Opinion: “#WalkUpNotOut” hashtag points fingers at the wrong people

Sarah Thurman, Staff Writer

Instead of walking out of class, walk up to a student who is isolated and be nice to them. While this seems like a good idea at first, when it is looked deeper into it, this is victim blaming.

The entire point of the walk out was for students to take a stand as they feel that the Government is not doing their job of taking care of this situation. After the shooting on February 14th in Parkland, Florida, students have begun to demand better reform on gun laws and for people in control to stand up.

Instead of helping the students, people are choosing to call out students. Telling them to walk up instead of out is such a typical thing for today’s conservative Americans who like to ignore real everyday situations.

The youth of today is trying to stand for something they believe in and are asking for support from the American community only for them to be told that they are in the wrong.

It’s not unusual for people to try and change a movement to become inclusive to all. For example, “All lives matter!”, which was used to combat the “exclusive” political stand of “Black lives matter.”

They chose to ignore the problems at hand and make them into something that will bring less attention. Once students began to express that they were going to walk out and protest gun violence people on social media began to tell them how the idea was wrong. Telling students to walk up, not out began to spread on social media and soon enough everyone was posting about it trying to ignore the real problem at hand.

Is walking up going to show the government that we need reforms on guns or that the students are sick of being ignored and told they are too young to have opinions? Walking out is something that allows them to protest and make headlines.

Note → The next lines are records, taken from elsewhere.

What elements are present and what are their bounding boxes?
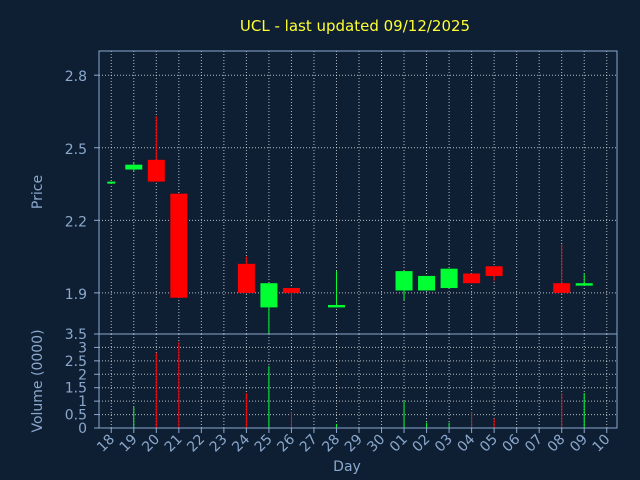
volume-tick-label: 2.5 bbox=[65, 354, 87, 370]
day-tick-label: 09 bbox=[567, 432, 591, 456]
volume-axis-label: Volume (0000) bbox=[30, 329, 46, 432]
candle-body bbox=[237, 263, 255, 293]
price-tick-label: 2.5 bbox=[65, 142, 87, 158]
day-tick-label: 07 bbox=[522, 432, 546, 456]
volume-tick-label: 2 bbox=[78, 367, 87, 383]
day-tick-label: 08 bbox=[545, 432, 569, 456]
volume-panel: 00.511.522.533.5 bbox=[65, 327, 618, 437]
day-tick-label: 24 bbox=[229, 431, 253, 455]
chart-title: UCL - last updated 09/12/2025 bbox=[240, 17, 470, 35]
candle-body bbox=[282, 288, 300, 293]
candle-body bbox=[260, 283, 278, 308]
day-tick-label: 28 bbox=[319, 432, 343, 456]
day-tick-label: 29 bbox=[342, 432, 366, 456]
day-tick-label: 26 bbox=[274, 431, 298, 455]
day-tick-label: 30 bbox=[364, 432, 388, 456]
day-tick-labels: 1819202122232425262728293001020304050607… bbox=[94, 428, 614, 456]
day-tick-label: 22 bbox=[184, 432, 208, 456]
candle-body bbox=[553, 283, 571, 293]
candle-body bbox=[463, 273, 481, 284]
day-tick-label: 05 bbox=[477, 432, 501, 456]
price-tick-label: 2.2 bbox=[65, 214, 87, 230]
price-tick-label: 2.8 bbox=[65, 69, 87, 85]
volume-tick-label: 1 bbox=[78, 394, 87, 410]
price-panel: 1.9 2.2 2.5 2.8 bbox=[65, 50, 618, 335]
day-tick-label: 19 bbox=[117, 432, 141, 456]
candle-body bbox=[147, 159, 165, 182]
day-tick-label: 02 bbox=[409, 432, 433, 456]
day-tick-label: 18 bbox=[94, 432, 118, 456]
candle-body bbox=[485, 266, 503, 276]
volume-tick-label: 0 bbox=[78, 421, 87, 437]
volume-tick-label: 3.5 bbox=[65, 327, 87, 343]
price-axis-label: Price bbox=[30, 175, 46, 209]
day-tick-label: 27 bbox=[297, 432, 321, 456]
day-tick-label: 01 bbox=[387, 432, 411, 456]
volume-tick-label: 1.5 bbox=[65, 381, 87, 397]
candle-body bbox=[395, 271, 413, 291]
day-tick-label: 03 bbox=[432, 432, 456, 456]
candle-body bbox=[327, 304, 345, 308]
day-tick-label: 06 bbox=[500, 431, 524, 455]
day-tick-label: 20 bbox=[139, 432, 163, 456]
day-tick-label: 25 bbox=[252, 432, 276, 456]
price-tick-label: 1.9 bbox=[65, 287, 87, 303]
day-tick-label: 21 bbox=[162, 432, 186, 456]
candle-body bbox=[107, 181, 116, 184]
candle-body bbox=[170, 193, 188, 298]
day-axis-label: Day bbox=[333, 459, 361, 475]
candle-body bbox=[575, 283, 593, 286]
candle-body bbox=[125, 164, 143, 170]
volume-plot-frame bbox=[98, 333, 618, 429]
volume-tick-label: 3 bbox=[78, 340, 87, 356]
candle-body bbox=[418, 275, 436, 291]
day-tick-label: 10 bbox=[590, 432, 614, 456]
day-tick-label: 23 bbox=[207, 432, 231, 456]
day-tick-label: 04 bbox=[455, 431, 479, 455]
candle-body bbox=[440, 268, 458, 289]
volume-tick-label: 0.5 bbox=[65, 408, 87, 424]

Walking up is victim-blaming. Yes, it wouldn’t hurt kids to be nicer, but telling them that they are the cause of school shootings is wrong. Walking up is suggesting that the kids who have died in these shootings would have lived if they had been “nicer.”

This is also making kids across America feel more excluded and seemingly like an outcast even more. The logic of a walk up is telling students to walk up to the kids that they feel like would be the ones to bring a gun to school.

Imagine being one of those misjudged kids to get on social media and see that the kids only came up to you because they fear that you would kill them. This hashtag is telling students that it is their fault that school shootings are happening. This entire trend is taking away from the fact that the problem we face is an epidemic of gun violence and is placing the blame on students.

They act as if the entire problem of gun violence can be solved by just being nicer to people.